Debernardi Pierluigi. Plated coins, false coins?. In: Revue numismatique, 6e série – Tome 166, année 2010 pp. 337-381. DOI : https://doi.org/10.3406/numi.2010.2941 ; www.persee.fr/doc/numi_0484-8942_2010_num_6_166_2941

CRAWFORD, M. H. “PLATED COINS—FALSE COINS.” The Numismatic Chronicle (1966-) 8 (1968): 55–59. http://www.jstor.org/stable/42666542.

F. Albarède et al. 2020. “From commodity to money: The rise of silver coinage around the Ancient Mediterranean (sixth–first centuries bce)Archaeometry 63(34) DOI: 10.1111/arcm.12615

P. Debernardi et al. 2018. “Average and core silver content of ancient-debased coins via neutron diffraction and specific gravity” Archaeological and Anthropological Sciences 10(7): 1585-1602 DOI:10.1007/s12520-017-0464-y


    non coin section

    Yesterday was frustrating. I’d put too much on my calendar, writing and editing a piece for a set of conference proceedings does not mix with doctor’s appts and other necessary logistics such as parenting while my partner addresses his commitments. Today looks better. I don’t think I have to leave the house. In the early pandemic all I wanted was a reason to leave the house, but now I just want to be left alone in my office to get on with things in my pajamas and cup of tea.
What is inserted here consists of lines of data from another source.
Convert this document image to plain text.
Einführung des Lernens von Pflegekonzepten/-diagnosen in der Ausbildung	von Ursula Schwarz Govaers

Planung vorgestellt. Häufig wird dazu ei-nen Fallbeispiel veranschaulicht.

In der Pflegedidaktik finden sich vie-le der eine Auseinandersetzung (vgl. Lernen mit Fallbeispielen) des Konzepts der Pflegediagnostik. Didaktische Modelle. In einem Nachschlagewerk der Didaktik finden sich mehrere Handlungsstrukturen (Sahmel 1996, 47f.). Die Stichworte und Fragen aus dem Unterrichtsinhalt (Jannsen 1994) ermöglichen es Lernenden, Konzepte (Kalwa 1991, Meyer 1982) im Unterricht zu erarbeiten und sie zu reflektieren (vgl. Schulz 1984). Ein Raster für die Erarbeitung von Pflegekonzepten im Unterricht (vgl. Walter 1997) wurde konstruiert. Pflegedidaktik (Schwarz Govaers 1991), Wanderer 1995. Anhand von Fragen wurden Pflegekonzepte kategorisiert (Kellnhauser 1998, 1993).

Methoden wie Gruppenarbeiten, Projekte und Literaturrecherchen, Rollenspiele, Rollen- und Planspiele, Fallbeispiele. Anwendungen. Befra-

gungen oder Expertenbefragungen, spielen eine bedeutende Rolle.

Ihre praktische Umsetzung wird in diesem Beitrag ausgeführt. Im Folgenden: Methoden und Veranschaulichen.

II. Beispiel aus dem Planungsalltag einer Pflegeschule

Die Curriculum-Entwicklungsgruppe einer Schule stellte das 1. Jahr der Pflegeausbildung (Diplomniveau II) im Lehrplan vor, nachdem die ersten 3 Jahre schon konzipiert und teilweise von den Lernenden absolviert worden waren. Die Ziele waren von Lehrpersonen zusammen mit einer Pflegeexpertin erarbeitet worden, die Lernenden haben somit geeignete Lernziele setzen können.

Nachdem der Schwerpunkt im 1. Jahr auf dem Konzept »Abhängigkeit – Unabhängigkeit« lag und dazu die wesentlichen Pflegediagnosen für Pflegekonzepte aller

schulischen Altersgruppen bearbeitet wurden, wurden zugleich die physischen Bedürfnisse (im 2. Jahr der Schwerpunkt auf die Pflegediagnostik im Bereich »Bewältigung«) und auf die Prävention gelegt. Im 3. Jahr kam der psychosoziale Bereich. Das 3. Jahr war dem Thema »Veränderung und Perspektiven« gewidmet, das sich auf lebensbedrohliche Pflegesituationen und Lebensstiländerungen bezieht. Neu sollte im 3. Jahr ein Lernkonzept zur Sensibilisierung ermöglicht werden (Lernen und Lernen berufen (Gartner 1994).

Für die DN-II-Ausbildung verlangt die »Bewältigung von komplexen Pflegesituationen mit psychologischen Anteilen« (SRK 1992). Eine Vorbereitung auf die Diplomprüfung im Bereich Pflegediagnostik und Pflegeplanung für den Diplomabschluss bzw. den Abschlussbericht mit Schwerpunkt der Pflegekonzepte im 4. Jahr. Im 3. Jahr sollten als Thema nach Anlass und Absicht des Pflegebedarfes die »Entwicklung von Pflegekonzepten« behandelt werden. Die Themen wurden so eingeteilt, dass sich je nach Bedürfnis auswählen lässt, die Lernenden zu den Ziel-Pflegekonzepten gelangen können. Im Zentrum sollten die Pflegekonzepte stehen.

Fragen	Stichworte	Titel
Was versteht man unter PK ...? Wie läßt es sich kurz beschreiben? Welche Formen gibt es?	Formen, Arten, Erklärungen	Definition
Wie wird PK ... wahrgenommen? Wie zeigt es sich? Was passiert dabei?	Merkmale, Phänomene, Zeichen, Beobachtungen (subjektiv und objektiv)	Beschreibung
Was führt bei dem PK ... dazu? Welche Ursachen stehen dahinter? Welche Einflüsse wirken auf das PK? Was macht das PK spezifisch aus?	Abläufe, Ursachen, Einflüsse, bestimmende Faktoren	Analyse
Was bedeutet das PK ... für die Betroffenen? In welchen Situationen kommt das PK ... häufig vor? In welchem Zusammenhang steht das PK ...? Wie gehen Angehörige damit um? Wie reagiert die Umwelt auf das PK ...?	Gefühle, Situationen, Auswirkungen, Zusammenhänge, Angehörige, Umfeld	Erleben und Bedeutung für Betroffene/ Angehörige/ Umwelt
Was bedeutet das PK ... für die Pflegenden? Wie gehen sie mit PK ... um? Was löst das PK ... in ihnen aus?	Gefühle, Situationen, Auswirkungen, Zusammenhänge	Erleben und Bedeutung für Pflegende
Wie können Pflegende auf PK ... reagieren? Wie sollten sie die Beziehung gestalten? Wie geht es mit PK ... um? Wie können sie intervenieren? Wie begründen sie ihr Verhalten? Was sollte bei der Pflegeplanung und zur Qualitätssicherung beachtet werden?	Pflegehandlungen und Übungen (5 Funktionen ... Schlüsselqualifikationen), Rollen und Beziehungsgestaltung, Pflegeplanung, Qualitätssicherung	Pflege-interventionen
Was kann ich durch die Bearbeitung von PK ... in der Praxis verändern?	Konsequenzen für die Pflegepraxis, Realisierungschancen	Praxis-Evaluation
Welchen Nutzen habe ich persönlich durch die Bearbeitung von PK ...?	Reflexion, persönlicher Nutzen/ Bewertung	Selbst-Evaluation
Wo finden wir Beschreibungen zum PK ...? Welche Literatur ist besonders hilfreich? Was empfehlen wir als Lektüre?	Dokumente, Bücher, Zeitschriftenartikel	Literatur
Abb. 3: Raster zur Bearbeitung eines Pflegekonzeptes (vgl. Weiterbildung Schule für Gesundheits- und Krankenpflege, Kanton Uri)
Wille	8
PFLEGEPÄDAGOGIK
    Anyway, most of this post was pulled together yesterday and I did also have some great back and forth with colleagues via email and finalized my April Rome travel arrangements, including a visit to Nemi and fingers crossed the Capitoline too, so not a total wash out. Oh, and I also wrote and sent in the abstract for a public lecture I’m giving to open an exhibit at a local college.

    Today I’ve got a zoom on a grant proposal and those conference proceedings then need to take center stage. There are some emails but I may leave them to later in the day to keep my focus where I want it.